Submitted for Your Disapproval: The Bullshit Zone
When the president uses the world’s stage to rage, lie, and gloat
Yesterday, Donald Trump stepped up to the marble podium at the United Nations General Assembly and delivered what may be remembered as one of the most destabilizing addresses ever given by an American president. It was not diplomacy, nor was it strategy. It was a forty-minute rejection of cooperation and restraint, a performance that replaced vision with grievance.
This was not simply unorthodox rhetoric. It was dangerous.
What he said and why it matters
The address began with a blunt denial of reality. Trump dismissed climate change as a scam, discarding decades of evidence and collaboration with a single phrase. In doing so, he sent a message to the world: the United States, the largest historical emitter of greenhouse gases, would not only retreat from global leadership but also actively undermine it.
The speech then turned toward Europe when Trump warned leaders that their nations were “being destroyed” by immigration, declaring that their “countries are going to hell.” The words were an attempt to recast migration as an existential threat rather than a complex human reality. Immigrants were stripped of identity and humanity, reduced to symbols of decline.
Trump’s narrative of history was no less stark. He claimed to have ended “seven unendable wars,” presenting himself as the lone figure who could impose peace where no one else had succeeded. In this retelling, diplomacy became irrelevant, allies disappeared from view, and history bent entirely to the will of one man. It was a familiar pattern: the authoritarian as singular peacemaker, standing above the failures of institutions.
Finally, the speech turned inward, toward the institution itself when Trump derided the United Nations as a hollow body incapable of meaningful action. Technical mishaps like a malfunctioning teleprompter and a stalled escalator were seized upon as metaphors for incompetence, as though the machinery of international order itself were broken.

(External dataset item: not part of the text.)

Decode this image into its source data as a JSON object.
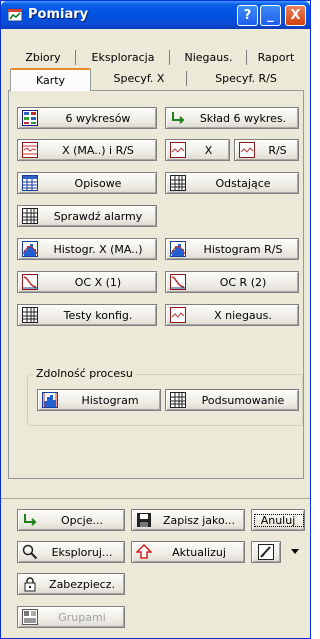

In his telling, the very concept of global cooperation was a farce.
The speech, taken as a whole, was not a roadmap for policy but a manifesto of withdrawal: a United States estranged from its allies, disdainful of science, and openly contemptuous of the institutions designed to prevent catastrophe.
The bigger danger
Beneath the spectacle lay a worldview that should trouble every nation. Trump portrayed cooperation as weakness, compromise as betrayal, and truth as negotiable. Allies were painted as burdens, immigrants as invaders, scientists as liars, and international institutions as little more than theater.
This posture erodes the fragile structures that hold the international order together. When an American president uses the world’s most prominent diplomatic stage to deny science, inflame xenophobia, and belittle the institutions of peace, he does more than speak to his base. He signals to other leaders that the bonds of cooperation can be broken without consequence.
The ripple effects are profound. Climate agreements falter. Multilateral negotiations collapse. Autocrats find validation in his contempt. In a world already strained by conflict, disinformation, and environmental crisis, the unraveling of cooperative norms is not merely reckless — it is perilous.
Why this moment matters
Trump’s address to the United Nations was not a speech in the traditional sense. It was a warning not of the dangers he claimed to see, but of the dangers he himself represents. A world in which the United States abandons cooperation and elevates grievance over reason is a world that edges closer to chaos.
Yesterday’s performance will not be remembered for its policy content. It will be remembered as a turning point: the moment the American presidency, once seen as a steward of global order, openly mocked the very idea of shared responsibility.